5. The trend of decisions in support of the mortgagee's unqualified right to exercise the power of sale and the acquisition of valid title by the purchaser points out clearly that the mortgagor cannot indefinitely postpone payment of the mortgage money, by mere tactics and devices. That is all. It would be a mistake and a misapprehension to imagine that the mortgagee is omnipotent and that Courts are powerless to check and correct fraudulent acts. In Kennedy v. De Trafford, 1896 1 Ch. 762, Lindley L.J. observes:
'A mortgagee is not a trustee of a power of sale for the mortgagor at all; his right is to look after himself first. But he is not at liberty to look after his interests alone, and it is not right or proper or, legal, for him either, fraudulently or wilfully or recklessly to sacritice the property of the mortgagor.'
The purchaser in a sale under Section 69 of the Act cannot avoid its setting aside by a Court on the ground of fraud. Warner v. Jacob, (1882) 20 Ch. D. 220, Haddington Island Quarry Co. v. Huson, 1911 AC 722, Pichai Moideen v. Chaturbuja Das, 65 MLJ 491. In (1882) 20 Ch. D. 220 Kay J. said :
'A mortgagee is, strictly speaking, not a trustee of the power of sale. It is a power given to him for his own benefit to enable him the better to realise his mortgage debt. If he exercises it bona fide for that purpose, without corruption or collusion with the purchaser the Court will not interfere even though the sale be very disadvantageous, unless indeed the price is so low as in itself to be evidence of fraud.'
6. 'Bona fides' is therefore of the essence of the matter. Any oblique motive, any underhand dealing or anything not consistent with the honest realisation of the secured money, on the part of the mortgagee would sufficiently be destructive of all pretentions of bona fides.

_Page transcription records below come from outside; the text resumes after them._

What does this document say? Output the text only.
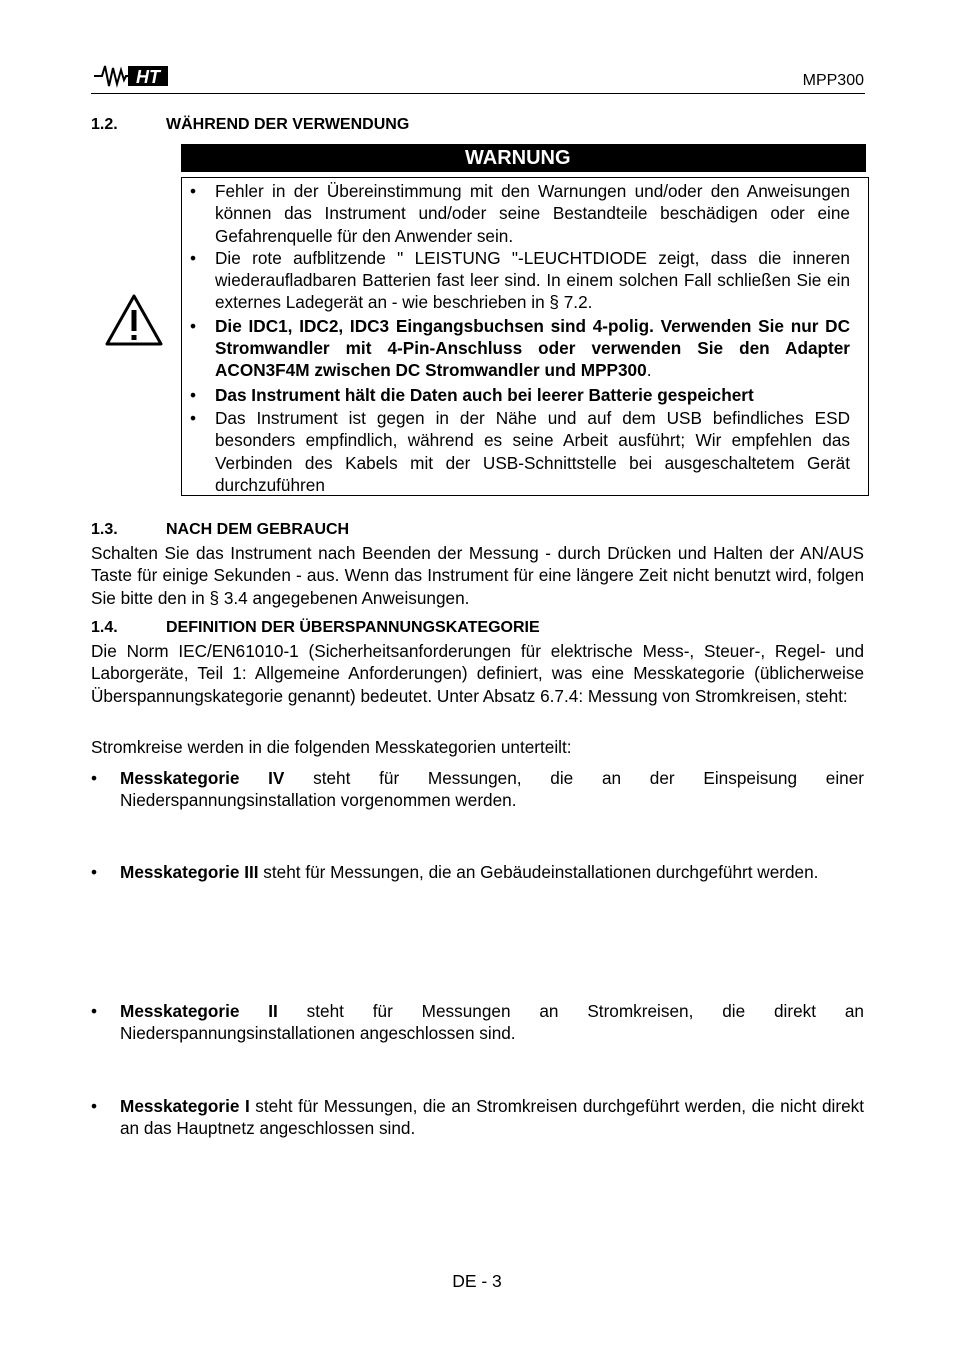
HT	MPP300
1.2.	WÄHREND DER VERWENDUNG
WARNUNG
• Fehler in der Übereinstimmung mit den Warnungen und/oder den Anweisungen können das Instrument und/oder seine Bestandteile beschädigen oder eine Gefahrenquelle für den Anwender sein.
• Die rote aufblitzende " LEISTUNG "-LEUCHTDIODE zeigt, dass die inneren wiederaufladbaren Batterien fast leer sind. In einem solchen Fall schließen Sie ein externes Ladegerät an - wie beschrieben in § 7.2.
• Die IDC1, IDC2, IDC3 Eingangsbuchsen sind 4-polig. Verwenden Sie nur DC Stromwandler mit 4-Pin-Anschluss oder verwenden Sie den Adapter ACON3F4M zwischen DC Stromwandler und MPP300.
• Das Instrument hält die Daten auch bei leerer Batterie gespeichert
• Das Instrument ist gegen in der Nähe und auf dem USB befindliches ESD besonders empfindlich, während es seine Arbeit ausführt; Wir empfehlen das Verbinden des Kabels mit der USB-Schnittstelle bei ausgeschaltetem Gerät durchzuführen
1.3.	NACH DEM GEBRAUCH
Schalten Sie das Instrument nach Beenden der Messung - durch Drücken und Halten der AN/AUS Taste für einige Sekunden - aus. Wenn das Instrument für eine längere Zeit nicht benutzt wird, folgen Sie bitte den in § 3.4 angegebenen Anweisungen.
1.4.	DEFINITION DER ÜBERSPANNUNGSKATEGORIE
Die Norm IEC/EN61010-1 (Sicherheitsanforderungen für elektrische Mess-, Steuer-, Regel- und Laborgeräte, Teil 1: Allgemeine Anforderungen) definiert, was eine Messkategorie (üblicherweise Überspannungskategorie genannt) bedeutet. Unter Absatz 6.7.4: Messung von Stromkreisen, steht:
Stromkreise werden in die folgenden Messkategorien unterteilt:
• Messkategorie IV steht für Messungen, die an der Einspeisung einer Niederspannungsinstallation vorgenommen werden.
• Messkategorie III steht für Messungen, die an Gebäudeinstallationen durchgeführt werden.
• Messkategorie II steht für Messungen an Stromkreisen, die direkt an Niederspannungsinstallationen angeschlossen sind.
• Messkategorie I steht für Messungen, die an Stromkreisen durchgeführt werden, die nicht direkt an das Hauptnetz angeschlossen sind.
DE - 3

7. Now the question is whether the order of the Court below refusing to implead the fifth respondent as party to the suit is correct. The party sought to be impleaded claims to be the purchaser of the hypotheca with absolute rights. She is therefore a necessary and a proper party. The petitioners claim that nothing is due under the mortgage. It is not possible to avoid a feeling that the mortgagee has acted post haste to short-circuit the suit. If the petiioners' version of the discharge of mortgage represents the true position, it would be unjust to deprive them of their property. I am not expressing any opinion in the matter, as it has to be tried as an issue in the suit. The Court below acted improperly in dismissing the application for addition of a necessary and a proper party.
8. In the result, the civil revision petition is allowed. The order of the Court below is set aside and it is hereby directed that the fifth respondent, the purchaser, should be impleaded as the fifth defendant in the suit, mere will be no order as to costs in this civil revision petition.